Amazon Workers in New York City Win Partial Revival of COVID-19 Safety Lawsuit
Amazon.com Inc. must face a claim that it failed to protect New York City warehouse workers and their families from COVID-19, a U.S. appeals court ruled on Tuesday while dismissing the bulk of the workers’ 2020 lawsuit.
OSHA may have expertise in worker safety, but the legal issues posed in Amazon’s case “are within the conventional experience of judges,” Circuit Judge William Nardini wrote for the court.
The 2nd Circuit, however, upheld the dismissal of other claims, including that Amazon created a “public nuisance” by failing to stop the spread of COVID-19 and did not properly provide payments for sick leave.
The case involves workers at an Amazon warehouse in Staten Island that employs about 5,000 people and had become the company’s first unionized facility earlier this year. The union campaign was spurred by concerns over worker safety amid the pandemic.
On Tuesday, workers at an Amazon warehouse near Albany, New York, voted nearly two to one to reject a union campaign in the company’s fourth union election this year.

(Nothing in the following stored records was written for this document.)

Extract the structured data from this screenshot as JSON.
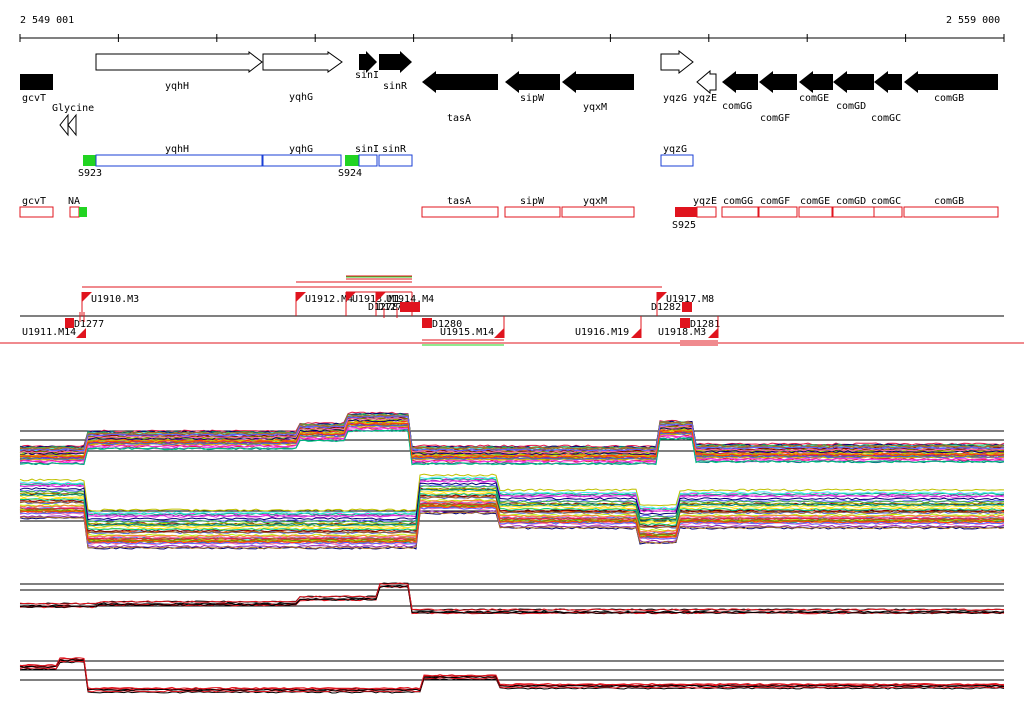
{
  "coordinates": {
    "start_label": "2 549 001",
    "end_label": "2 559 000"
  },
  "colors": {
    "strand_fill": "#000000",
    "blue": "#1a3fd6",
    "red": "#e0141e",
    "green": "#22d422",
    "black": "#000000"
  },
  "genes_row1": {
    "labels": [
      "gcvT",
      "Glycine",
      "yqhH",
      "yqhG",
      "sinI",
      "sinR",
      "tasA",
      "sipW",
      "yqxM",
      "yqzG",
      "yqzE",
      "comGG",
      "comGF",
      "comGE",
      "comGD",
      "comGC",
      "comGB"
    ]
  },
  "row_blue": {
    "labels": [
      "yqhH",
      "yqhG",
      "sinI",
      "sinR",
      "yqzG"
    ],
    "markers": [
      "S923",
      "S924"
    ]
  },
  "row_red": {
    "labels": [
      "gcvT",
      "NA",
      "tasA",
      "sipW",
      "yqxM",
      "yqzE",
      "comGG",
      "comGF",
      "comGE",
      "comGD",
      "comGC",
      "comGB"
    ],
    "markers": [
      "S925"
    ]
  },
  "tu_row": {
    "labels": [
      "U1910.M3",
      "U1912.M4",
      "U1913.M1",
      "U1914.M4",
      "U1911.M14",
      "D1277",
      "D1278",
      "D1279",
      "D1280",
      "U1915.M14",
      "U1916.M19",
      "U1917.M8",
      "D1282",
      "U1918.M3",
      "D1281"
    ]
  },
  "expression_panels": [
    {
      "name": "panel-1"
    },
    {
      "name": "panel-2"
    },
    {
      "name": "panel-3"
    },
    {
      "name": "panel-4"
    }
  ]
}
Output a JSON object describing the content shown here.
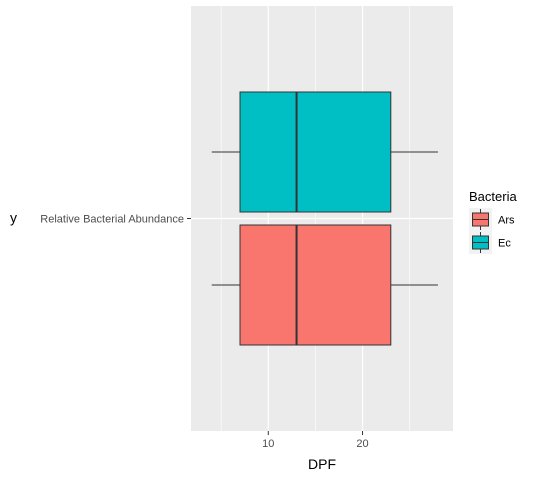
{
  "chart_data": {
    "type": "boxplot",
    "orientation": "horizontal",
    "xlabel": "DPF",
    "ylabel": "y",
    "category_label": "Relative Bacterial Abundance",
    "xlim": [
      1.8,
      29.6
    ],
    "xticks": [
      10,
      20
    ],
    "x_minor_ticks": [
      5,
      15,
      25
    ],
    "grid": true,
    "legend": {
      "title": "Bacteria",
      "position": "right"
    },
    "series": [
      {
        "name": "Ars",
        "color": "#F8766D",
        "min": 4,
        "q1": 7,
        "median": 13,
        "q3": 23,
        "max": 28
      },
      {
        "name": "Ec",
        "color": "#00BFC4",
        "min": 4,
        "q1": 7,
        "median": 13,
        "q3": 23,
        "max": 28
      }
    ]
  }
}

Amazon and lawyers for the workers who sued did not immediately respond to requests for comment. Amazon has denied wrongdoing and said it took various steps to protect warehouse workers.
The lawsuit, which was filed in Brooklyn federal court, said Amazon had made the Staten Island warehouse a “place of danger” by forcing employees to work at “dizzying speeds.” That prevented them from socially distancing, washing their hands and sanitizing their work spaces, the workers said.
One employee, Barbara Chandler, said she tested positive for COVID-19 in March 2020 and likely spread it to several members of her household, including a cousin who died.
U.S. District Judge Brian Cogan dismissed the entire lawsuit in 2020. The 2nd Circuit on Tuesday reversed with respect to the workers’ claim that Amazon violated a New York state workplace safety law by failing to prevent the spread of COVID-19.